It is exceedingly rare that politicians speak clear and unadorned truth, especially today when elected officials rely on slick p.r. advisors and "professional" diplomats in their foreign ministries to crank out "balanced", and "even-handed", i.e., self-serving and often-cowardly policy-statements. Hence Stephen Harper's speech before the Israeli Knesset, and the world, today is truly remarkable: a politician speaking truth out of principle to the nation that invented "speaking truth to power", and to the world which so often subordinates speech to power. When an elected official does this, despite the quickly expressed negative criticisms and condemnations not only of many in Israel's sad and vicious region, but also in the United Nations, among some Western nations, and even in the political opposition in his own country, he is not a politician, but a statesman, even a prophet.
The Canadian Prime Minister clearly noted the real issues confronting the Jewish state: unending antagonism on the part of both Arab dictatorships and West European democracies, the vile record of antisemitism leading to the Holocaust (and his own country's "none is too many" policy for Jewish refugees) and resurfacing today as "anti-Zionism", absurd "apartheid" analogies and calls for "BDS", Palestinian opposition to real peace and ongoing terrorism, the terrible moral and political hypocrisy of the UN, and the US-led coalition's dangerous appeasement of Iran on the key nuclear issue which–once again–threatens the Jewish state's very existence.

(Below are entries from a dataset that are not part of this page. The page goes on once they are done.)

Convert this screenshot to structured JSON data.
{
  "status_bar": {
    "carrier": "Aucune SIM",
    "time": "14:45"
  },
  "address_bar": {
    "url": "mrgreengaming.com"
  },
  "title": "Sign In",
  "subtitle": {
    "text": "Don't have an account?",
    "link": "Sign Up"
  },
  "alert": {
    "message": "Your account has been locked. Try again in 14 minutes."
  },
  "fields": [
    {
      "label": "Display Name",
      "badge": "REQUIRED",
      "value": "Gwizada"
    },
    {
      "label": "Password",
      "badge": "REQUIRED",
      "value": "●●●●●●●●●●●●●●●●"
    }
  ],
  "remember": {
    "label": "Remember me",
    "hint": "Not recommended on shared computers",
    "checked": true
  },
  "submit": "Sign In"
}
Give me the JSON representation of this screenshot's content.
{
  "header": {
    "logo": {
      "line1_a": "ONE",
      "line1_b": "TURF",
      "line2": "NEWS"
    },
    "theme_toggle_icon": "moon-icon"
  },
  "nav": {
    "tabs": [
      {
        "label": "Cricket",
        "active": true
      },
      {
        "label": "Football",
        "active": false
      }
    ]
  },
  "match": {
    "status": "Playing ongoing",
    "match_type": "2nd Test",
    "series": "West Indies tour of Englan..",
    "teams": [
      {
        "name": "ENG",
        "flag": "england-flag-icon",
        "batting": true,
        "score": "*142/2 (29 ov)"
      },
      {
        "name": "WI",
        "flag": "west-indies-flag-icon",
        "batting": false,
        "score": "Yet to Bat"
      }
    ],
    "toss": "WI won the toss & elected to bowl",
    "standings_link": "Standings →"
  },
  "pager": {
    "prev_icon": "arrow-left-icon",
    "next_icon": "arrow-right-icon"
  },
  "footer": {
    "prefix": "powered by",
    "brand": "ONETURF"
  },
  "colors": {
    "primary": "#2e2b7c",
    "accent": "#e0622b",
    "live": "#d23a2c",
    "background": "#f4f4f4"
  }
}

Politicians come and go, as do political parties and governments. Indeed, Stephen Harper's Conservatives may well be defeated in the next, increasingly-impending Canadian election. But when, disregarding politics, he says that embattled democratic Israel is a "great example to the world", that the Jewish state's story, despite suffering and horror, has been to "move beyond resentment and build a most extraordinary society"…one that so values life that, "overcoming the collective memory of death and persecution [it] will sometimes release a thousand criminals and terrorists to save one of [its] own"–he speaks not for the moment, but for the ages.
Stephen Harper's historic Jerusalem appearance, and his prophetic words there, will long endure: "Justice, Justice, thou shalt pursue", says the Biblical prophet, and we here in Canada should be proud that our Prime Minister's courageous words and deeds embody this call, and that they are now, as the ancient Greek historian said, a possession for all time.